Serbowie mogą być osłabieni, gdyż kalendarz Dżokovicia pod koniec sezonu jest bardzo napięty, a kulminacją singlowych wysiłków popularnego Serba będą ATP World Tour Finals w Londynie, które od finału rozgrywek Pucharu Davisa dzieli zaledwie kilka dni. Jeśli do tego okaże się, że ekipę Francji wesprze Jo-Wilfried Tsonga, to mimo dopingu trybun Serbowie mogą mieć poważne kłopoty.
Francuska prasa twierdzi, że Serbia chce pokazać światu na co ją stać i nadarza się do tego doskonała okazja, co da gospodarzom dodatkową motywację do walki.

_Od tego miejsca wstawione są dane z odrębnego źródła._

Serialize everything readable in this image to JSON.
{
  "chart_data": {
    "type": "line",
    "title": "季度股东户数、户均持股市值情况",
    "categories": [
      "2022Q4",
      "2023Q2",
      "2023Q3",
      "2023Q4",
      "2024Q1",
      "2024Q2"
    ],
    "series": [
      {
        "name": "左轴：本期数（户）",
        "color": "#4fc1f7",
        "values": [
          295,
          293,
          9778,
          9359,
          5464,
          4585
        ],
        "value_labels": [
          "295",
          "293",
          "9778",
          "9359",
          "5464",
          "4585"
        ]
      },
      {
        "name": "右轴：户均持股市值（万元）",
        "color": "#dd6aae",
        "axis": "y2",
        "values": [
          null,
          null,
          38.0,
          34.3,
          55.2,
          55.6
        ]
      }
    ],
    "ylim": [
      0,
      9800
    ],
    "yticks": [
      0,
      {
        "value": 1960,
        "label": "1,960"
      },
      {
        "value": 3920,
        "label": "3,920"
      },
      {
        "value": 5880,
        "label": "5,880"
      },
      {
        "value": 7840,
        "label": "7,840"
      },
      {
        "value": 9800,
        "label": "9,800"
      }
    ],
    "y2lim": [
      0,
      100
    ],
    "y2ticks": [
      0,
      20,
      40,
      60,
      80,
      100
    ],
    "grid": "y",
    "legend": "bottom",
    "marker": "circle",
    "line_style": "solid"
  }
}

Poza tym „trójkolorowi“ od dekad nie mieli tenisisty notowanego w czołowej trójce ATP, natomiast Dzoković ma aspiracje sięgające znacznie wyżej od dotychczasowych osiągnięć. Jeśli zatem Tsonga nie wesprze kolegów i nie odmłodzi drużyny, to Francuzom może pozostać naprawdę tylko wiara w porównania somelierskie.

PUCHAR DAVISA
PÓŁFINAŁY GRUPY ŚWIATOWEJ, 17-19.09

Lion. FRANCJA – ARGENTYNA 5:0.
Michael Llodra – Juan Monaco 7:5, 4:6, 7:5, 6:3; Gael Monfils – David Nalbandian 6:4, 2:6, 6:4, 6:3; Arnaud Clement, Llodra – Eduardo Schwank, Horacio Zeballos 6:4, 7:5, 6:3; Gilles Simon – Schwank 7:6(5), 6:7(6), 6:3; Clement – Zeballos 7:5, 6:1.
Belgrad. SERBIA – CZECHY 3:2.
Viktor Troicki – Radek Sztepanek 6:4, 2:6, 4:6, 4:6; Janko Tipsarević – Tomasz Berdych 7:5, 6:2, 2:6, 7:6(5); Novak Dżoković, Nenad Zimonjić – Berdych, Sztepanek 6:3, 1:6, 4:6, 1:6; Dżoković – Berdych 4:6, 6:3, 6:2, 6:4; Tipsarević – Sztepanek 6:0, 7:6(6), 6:4.